China’s most popular online payment app Alipay announced Tuesday that it plugged a user authentication security flaw.

Alipay got busy patching the flaw after receiving complaints from China’s internet users. Many found they could login into an account with just some personal information and didn’t require a password to make payments.

The process of hacking into an Alipay account takes just a few steps, as described by a  user on China’s Q&A site Zhihu:

  1. Tap forgot my password.
  2. I don’t have my phone.
  3. Select one recently purchased item from nine –
  4. Choose one friend from nine friends or choose one recently used address –
  5. Login successful!

Before Alipay plugged this hole, you could just make payments by scanning a QR without a password.

alipay-flaw

Retrieving Alipay password by identifying friends (source: Zhihu)
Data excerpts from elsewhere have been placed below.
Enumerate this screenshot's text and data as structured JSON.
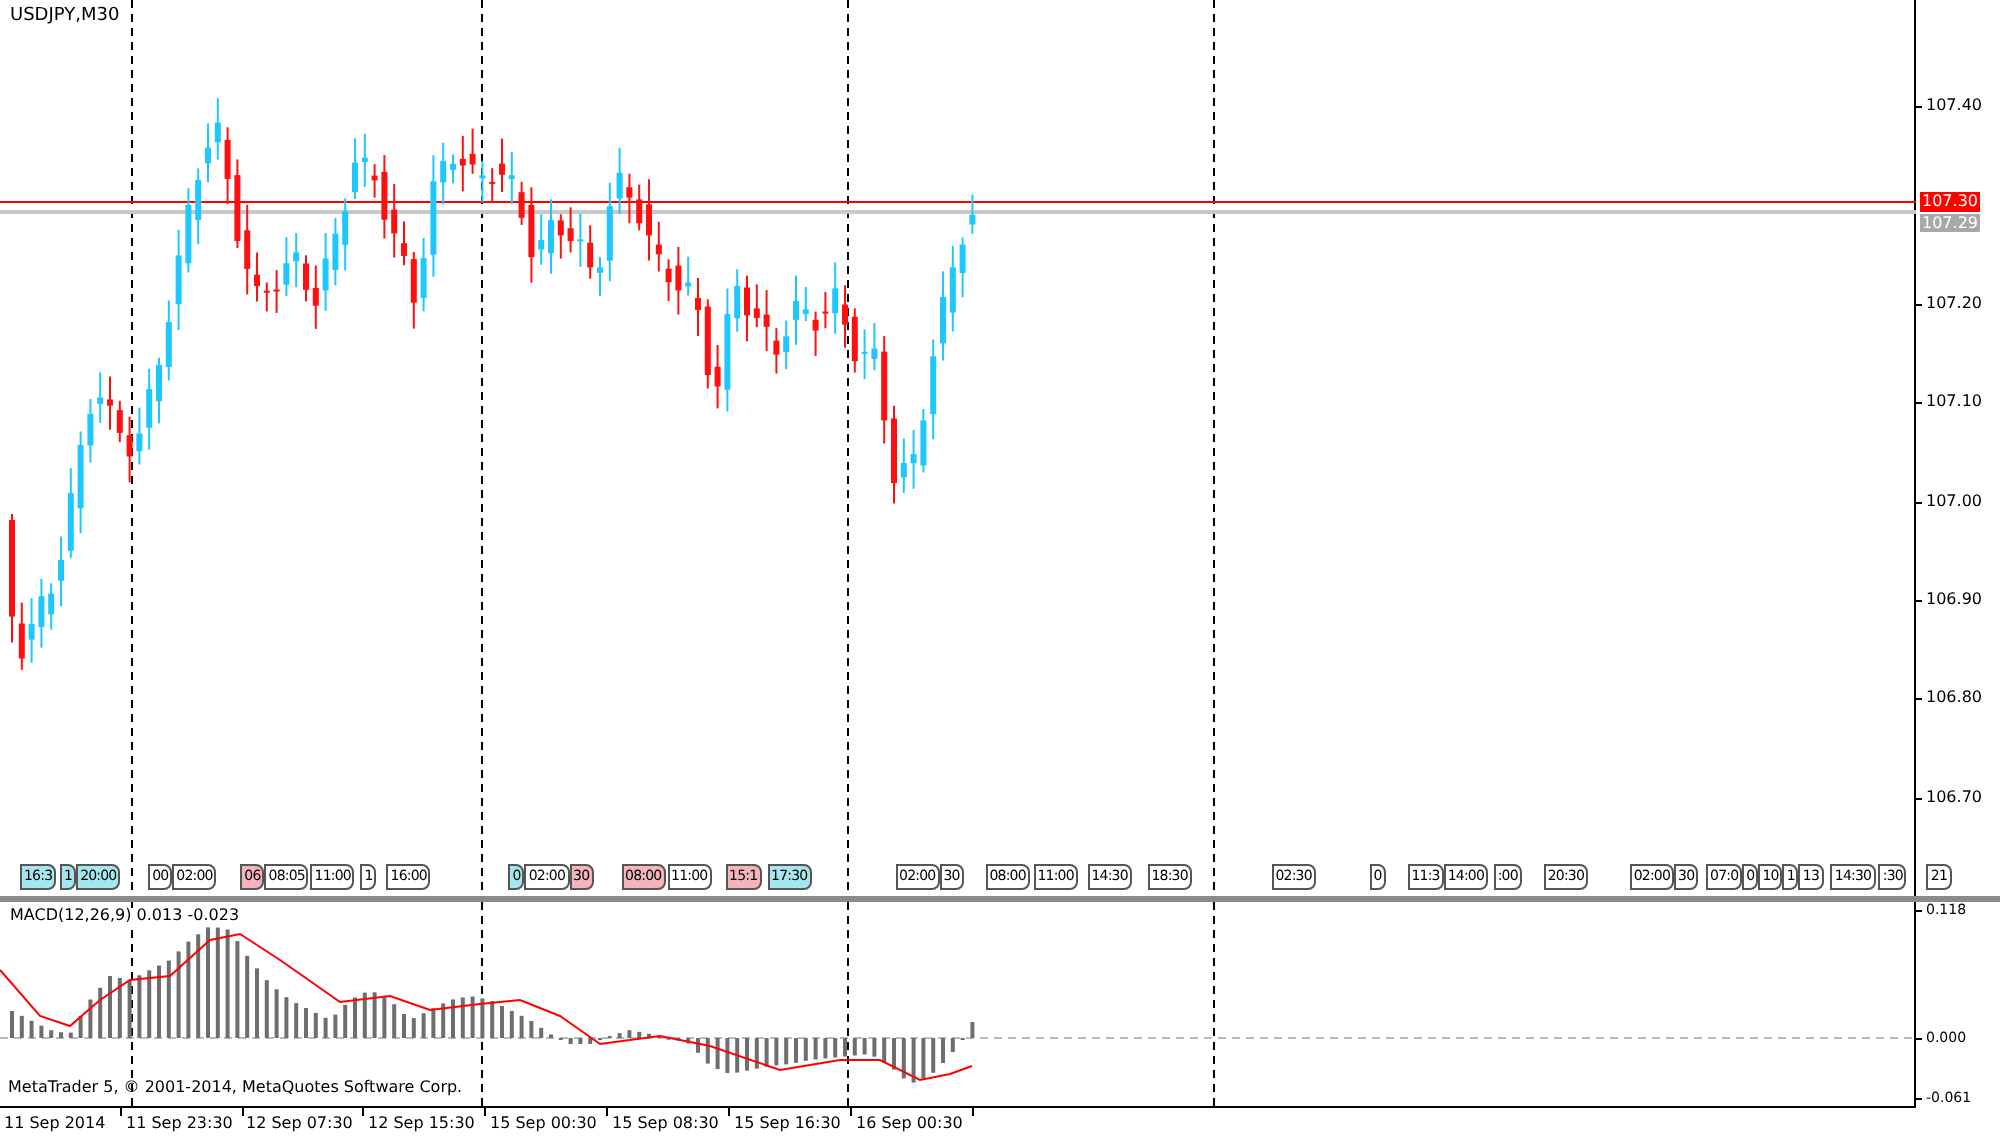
{
  "symbol_label": "USDJPY,M30",
  "price_axis": {
    "ticks": [
      "107.40",
      "107.20",
      "107.10",
      "107.00",
      "106.90",
      "106.80",
      "106.70"
    ],
    "bid_label": "107.30",
    "ask_label": "107.29"
  },
  "time_tags": [
    {
      "text": "16:3",
      "color": "#a6e6ee"
    },
    {
      "text": "1",
      "color": "#a6e6ee"
    },
    {
      "text": "20:00",
      "color": "#a6e6ee"
    },
    {
      "text": "00",
      "color": "#ffffff"
    },
    {
      "text": "02:00",
      "color": "#ffffff"
    },
    {
      "text": "06",
      "color": "#f4b4bc"
    },
    {
      "text": "08:05",
      "color": "#ffffff"
    },
    {
      "text": "11:00",
      "color": "#ffffff"
    },
    {
      "text": "1",
      "color": "#ffffff"
    },
    {
      "text": "16:00",
      "color": "#ffffff"
    },
    {
      "text": "0",
      "color": "#a6e6ee"
    },
    {
      "text": "02:00",
      "color": "#ffffff"
    },
    {
      "text": "30",
      "color": "#f4b4bc"
    },
    {
      "text": "08:00",
      "color": "#f4b4bc"
    },
    {
      "text": "11:00",
      "color": "#ffffff"
    },
    {
      "text": "15:1",
      "color": "#f4b4bc"
    },
    {
      "text": "17:30",
      "color": "#a6e6ee"
    },
    {
      "text": "02:00",
      "color": "#ffffff"
    },
    {
      "text": "30",
      "color": "#ffffff"
    },
    {
      "text": "08:00",
      "color": "#ffffff"
    },
    {
      "text": "11:00",
      "color": "#ffffff"
    },
    {
      "text": "14:30",
      "color": "#ffffff"
    },
    {
      "text": "18:30",
      "color": "#ffffff"
    },
    {
      "text": "02:30",
      "color": "#ffffff"
    },
    {
      "text": "0",
      "color": "#ffffff"
    },
    {
      "text": "11:3",
      "color": "#ffffff"
    },
    {
      "text": "14:00",
      "color": "#ffffff"
    },
    {
      "text": ":00",
      "color": "#ffffff"
    },
    {
      "text": "20:30",
      "color": "#ffffff"
    },
    {
      "text": "02:00",
      "color": "#ffffff"
    },
    {
      "text": "30",
      "color": "#ffffff"
    },
    {
      "text": "07:0",
      "color": "#ffffff"
    },
    {
      "text": "0",
      "color": "#ffffff"
    },
    {
      "text": "10",
      "color": "#ffffff"
    },
    {
      "text": "1",
      "color": "#ffffff"
    },
    {
      "text": "13",
      "color": "#ffffff"
    },
    {
      "text": "14:30",
      "color": "#ffffff"
    },
    {
      "text": ":30",
      "color": "#ffffff"
    },
    {
      "text": "21",
      "color": "#ffffff"
    }
  ],
  "indicator": {
    "label": "MACD(12,26,9) 0.013 -0.023",
    "axis_ticks": [
      "0.118",
      "0.000",
      "-0.061"
    ]
  },
  "copyright": "MetaTrader 5, © 2001-2014, MetaQuotes Software Corp.",
  "time_axis": [
    "11 Sep 2014",
    "11 Sep 23:30",
    "12 Sep 07:30",
    "12 Sep 15:30",
    "15 Sep 00:30",
    "15 Sep 08:30",
    "15 Sep 16:30",
    "16 Sep 00:30"
  ]
}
The required information for verification is easy to guess and puts Alipay user account at risk to anyone who has this information. This could include a user’s intimate friends, Taobao merchants, or even deliverymen if they are included in user’s Alipay contact list, quite possible given Alipay’s aggressive push into social networking.

The company claims it has raised its security level to fix the security flaw. To a retrieve password, Alipay users have to input a verification code that’s been sent to their registered phone number via text messages. For those users whose phones are not around or want to change mobile devices, Alipay said it would evaluate the risk in terms of network environment and whether the account information is intact.

The company also warned users to report loss of the account as soon as possible when receiving notifications about unauthorized logins.

Alipay said that users can only retrieve their login password, not their payment password. However, this is not a valid defense because even though the flaws only allow login, payments still can be made by scanning QR code where no payment password is required even if it’s only small sums.

In the upgraded version, password retrieval through selecting purchased items or friends works only for users who try to recover their passwords through their own previously registered devices.

Alipay’s bumpy way to social networking

This is yet another setback that Alipay has encountered in its social networking push. Just one month ago, the most commonly used payment app was been blasted by criticism for generating lewd content.

Many feared that integrating social networking features into a financial service would put customer assets and personal information at risk.

Although Alipay pledged to raise its security levels, lots of netizens remain skeptical. More than 2,400 people liked a harsh comment from one Weibo user:

“Still want to say dirty words, do your fucking job in payment, and stop dreaming about social networking.”

In response, all Alipay could say was: “You are right.”